根据给定的总和生成30个随机数

Question

I am working on a report in C# in which I am given a total number of prints a department printed and I have to distribute them according to the month date that on 1st March 10 papers are printed out and so on to 31st March.

I have a form which takes the total print outs count. I have a Month Selector.

From Month I get the total days which is total numbers to be generated eg: 30 or 31 or 28

Scenario :

In the month of March 2000 Prints outs Total Sum of Month : 2000 Numbers to be generated : 31

this is my code

        int sum = 2345;
        int nums = 23;
        Random rand = new Random();
        int newNum = 0;
        int[] ar = new int[23];
        for (int i = 0; i < nums; i++)
        {
            newNum = rand.Next(0, sum);
            ar[i] = newNum;
            sum = sum - newNum;
        }
        for (int i = 0; i < 23 ; i++)
        {
            Console.WriteLine(ar[i]);

        }
        Console.ReadLine();

what happens is in the ending numbers it goes to zero . I want Normally distributed like on one index it stores the maximum value at first and in the end it decreases.
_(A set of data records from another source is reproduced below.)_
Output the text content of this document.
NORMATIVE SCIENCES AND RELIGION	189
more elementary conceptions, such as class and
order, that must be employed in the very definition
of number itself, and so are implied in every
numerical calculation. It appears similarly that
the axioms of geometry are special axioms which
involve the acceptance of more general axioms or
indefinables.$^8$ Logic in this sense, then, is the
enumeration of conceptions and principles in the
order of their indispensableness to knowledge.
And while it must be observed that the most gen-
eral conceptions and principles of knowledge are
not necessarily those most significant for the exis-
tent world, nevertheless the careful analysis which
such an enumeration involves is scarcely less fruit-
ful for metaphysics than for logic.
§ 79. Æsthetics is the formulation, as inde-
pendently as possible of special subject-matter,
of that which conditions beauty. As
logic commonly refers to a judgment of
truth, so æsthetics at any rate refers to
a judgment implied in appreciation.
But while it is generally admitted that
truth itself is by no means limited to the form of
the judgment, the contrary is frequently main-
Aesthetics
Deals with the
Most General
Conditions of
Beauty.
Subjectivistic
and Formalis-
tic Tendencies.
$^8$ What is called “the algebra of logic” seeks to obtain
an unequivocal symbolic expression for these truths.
We have a thrid party Ricoh Print/PhotoCopier Machine installed and third party bills us with certain amount which they have calculate that our department has printed 3000 printouts so we have to distribute them in the days randomly, print out the report and get payment invoice from our department head.
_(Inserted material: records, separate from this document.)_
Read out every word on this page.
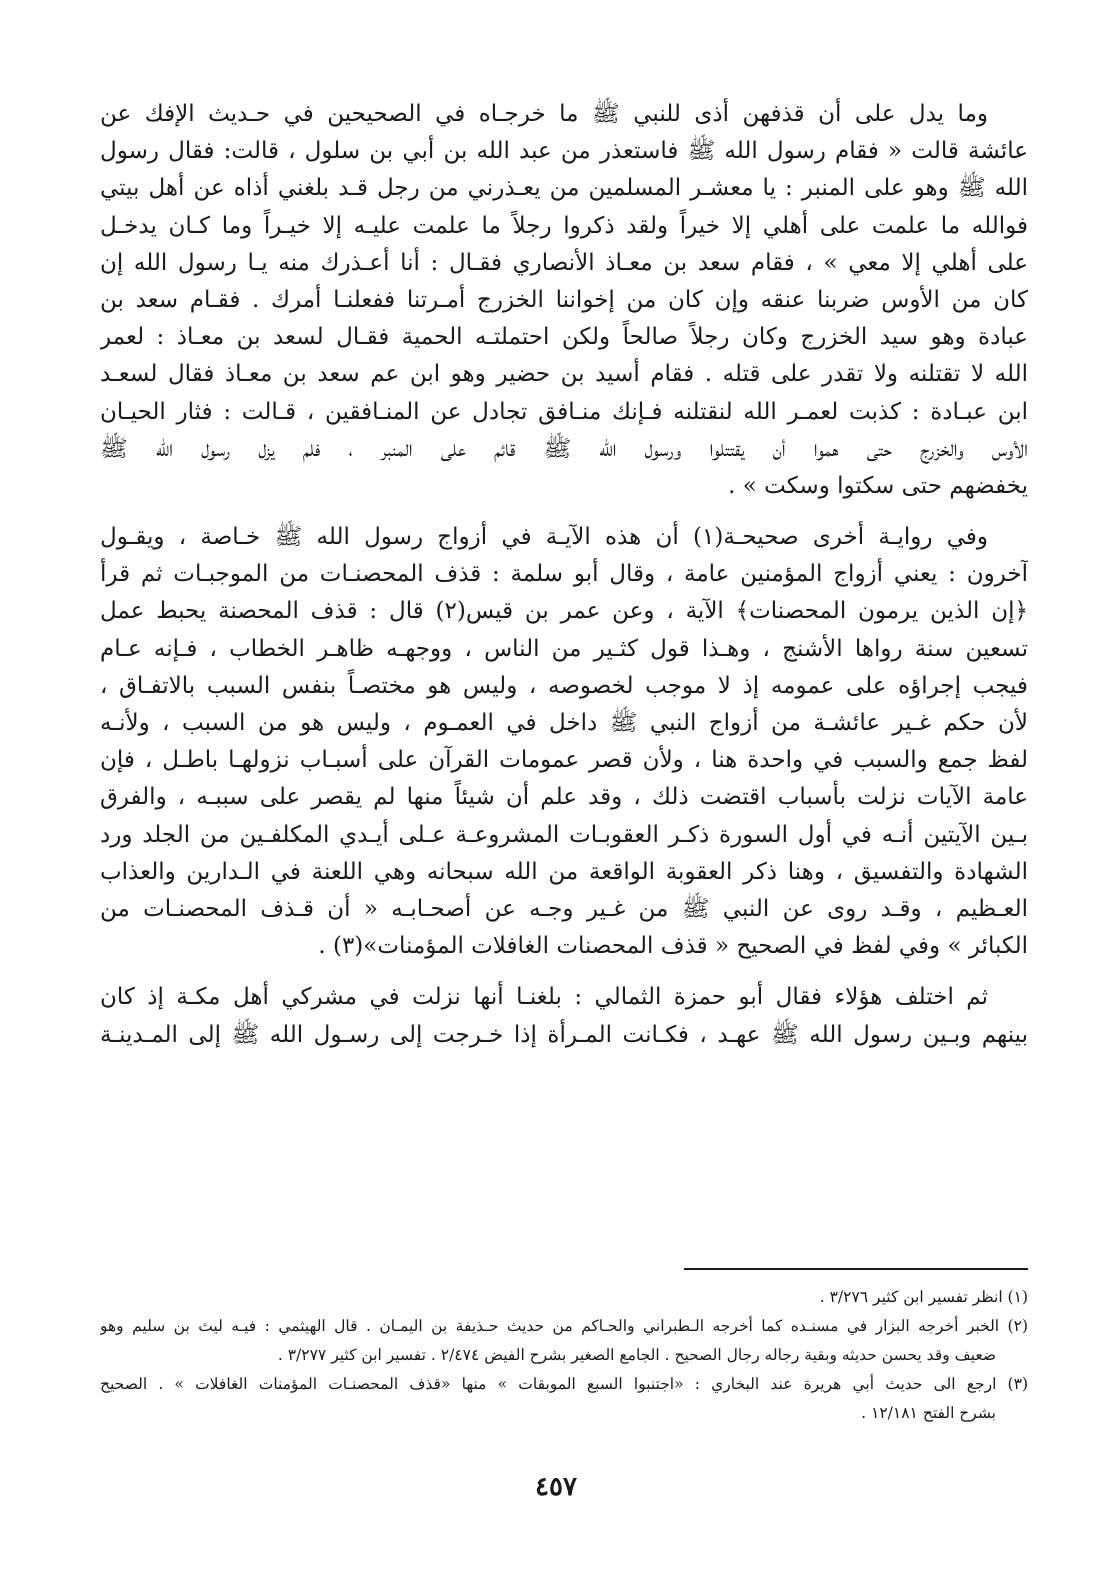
وما يدل على أن قذفهن أذى للنبي ﷺ ما خرجـاه في الصحيحين في حـديث الإفك عن
عائشة قالت « فقام رسول الله ﷺ فاستعذر من عبد الله بن أبي بن سلول ، قالت: فقال رسول
الله ﷺ وهو على المنبر : يا معشـر المسلمين من يعـذرني من رجل قـد بلغني أذاه عن أهل بيتي
فوالله ما علمت على أهلي إلا خيراً ولقد ذكروا رجلاً ما علمت عليـه إلا خيـراً وما كـان يدخـل
على أهلي إلا معي » ، فقام سعد بن معـاذ الأنصاري فقـال : أنا أعـذرك منه يـا رسول الله إن
كان من الأوس ضربنا عنقه وإن كان من إخواننا الخزرج أمـرتنا ففعلنـا أمرك . فقـام سعد بن
عبادة وهو سيد الخزرج وكان رجلاً صالحاً ولكن احتملتـه الحمية فقـال لسعد بن معـاذ : لعمر
الله لا تقتلنه ولا تقدر على قتله . فقام أسيد بن حضير وهو ابن عم سعد بن معـاذ فقال لسعـد
ابن عبـادة : كذبت لعمـر الله لنقتلنه فـإنك منـافق تجادل عن المنـافقين ، قـالت : فثار الحيـان
الأوس والخزرج حتى هموا أن يقتتلوا ورسول الله ﷺ قائم على المنبر ، فلم يزل رسول الله ﷺ
يخفضهم حتى سكتوا وسكت » .
وفي روايـة أخرى صحيحـة(١) أن هذه الآيـة في أزواج رسول الله ﷺ خـاصة ، ويقـول
آخرون : يعني أزواج المؤمنين عامة ، وقال أبو سلمة : قذف المحصنـات من الموجبـات ثم قرأ
﴿إن الذين يرمون المحصنات﴾ الآية ، وعن عمر بن قيس(٢) قال : قذف المحصنة يحبط عمل
تسعين سنة رواها الأشنج ، وهـذا قول كثـير من الناس ، ووجهـه ظاهـر الخطاب ، فـإنه عـام
فيجب إجراؤه على عمومه إذ لا موجب لخصوصه ، وليس هو مختصـاً بنفس السبب بالاتفـاق ،
لأن حكم غـير عائشـة من أزواج النبي ﷺ داخل في العمـوم ، وليس هو من السبب ، ولأنـه
لفظ جمع والسبب في واحدة هنا ، ولأن قصر عمومات القرآن على أسبـاب نزولهـا باطـل ، فإن
عامة الآيات نزلت بأسباب اقتضت ذلك ، وقد علم أن شيئاً منها لم يقصر على سببـه ، والفرق
بـين الآيتين أنـه في أول السورة ذكـر العقوبـات المشروعـة عـلى أيـدي المكلفـين من الجلد ورد
الشهادة والتفسيق ، وهنا ذكر العقوبة الواقعة من الله سبحانه وهي اللعنة في الـدارين والعذاب
العـظيم ، وقـد روى عن النبي ﷺ من غـير وجـه عن أصحـابـه « أن قـذف المحصنـات من
الكبائر » وفي لفظ في الصحيح « قذف المحصنات الغافلات المؤمنات»(٣) .
ثم اختلف هؤلاء فقال أبو حمزة الثمالي : بلغنـا أنها نزلت في مشركي أهل مكـة إذ كان
بينهم وبـين رسول الله ﷺ عهـد ، فكـانت المـرأة إذا خـرجت إلى رسـول الله ﷺ إلى المـدينـة
(١) انظر تفسير ابن كثير ٣/٢٧٦ .
(٢) الخبر أخرجه البزار في مسنـده كما أخرجه الـطبراني والحـاكم من حديث حـذيفة بن اليمـان . قال الهيثمي : فيـه ليث بن سليم وهو
ضعيف وقد يحسن حديثه وبقية رجاله رجال الصحيح . الجامع الصغير بشرح الفيض ٢/٤٧٤ . تفسير ابن كثير ٣/٢٧٧ .
(٣) ارجع الى حديث أبي هريرة عند البخاري : «اجتنبوا السبع الموبقات » منها «قذف المحصنـات المؤمنات الغافلات » . الصحيح
بشرح الفتح ١٢/١٨١ .
٤٥٧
The department people are doing it on excel I offered them to give them a solution. Windows form application is built and I just have to put this logic thats all.. Thank you for your feedbacks

Answer 1

You can do this easily with partitions. For a 4 day month that produced 10 things: generate 3 random numbers between 0 and 10 (inclusive). Sort them and append 10 to the list of numbers. So we have perhaps:

3 6 6 10

Which partitions our prints:

p p p | p p p | | p p p p

Answer 2

If you want to have 23 random numbers with sum of 2345, you can use this code:

        int sum = 2345;
        int nums = 23;
        int max = sum / nums;
        Random rand = new Random();
        int newNum = 0;
        int[] ar = new int[23];
        for (int i = 0; i < nums-1; i++) {
            newNum = rand.Next(max);
            ar[i] = newNum;
            sum-= newNum;
            max = sum / (nums-i-1);
        }
        ar[nums - 1] = sum;

It will give you:

Answer 3

Here is my idea for generating 30 random numbers with a specific sum:

int sum = 3000;
int size = 30; // assumes that (sum % size == 0)
int[] result = new int[size];
Random rand = new Random();
int x = sum / size;

for (int i = 0; i < size; i++)
{
    result[i] = x;
}

for (int i = 0; i < x; i++)
{
    var a = rand.Next(size - 1); // not sure if parameter is inclusive?
    var b = rand.Next(size - 1); // should return number between 0 and size-1 inclusively

    result[a]++;
    result[b]--;
}

int testSum = result.Sum(); // will equal "sum" (3000)

Lee Daniel Crocker linked to this , though, which I think is a better solution. Very neat and intuitive.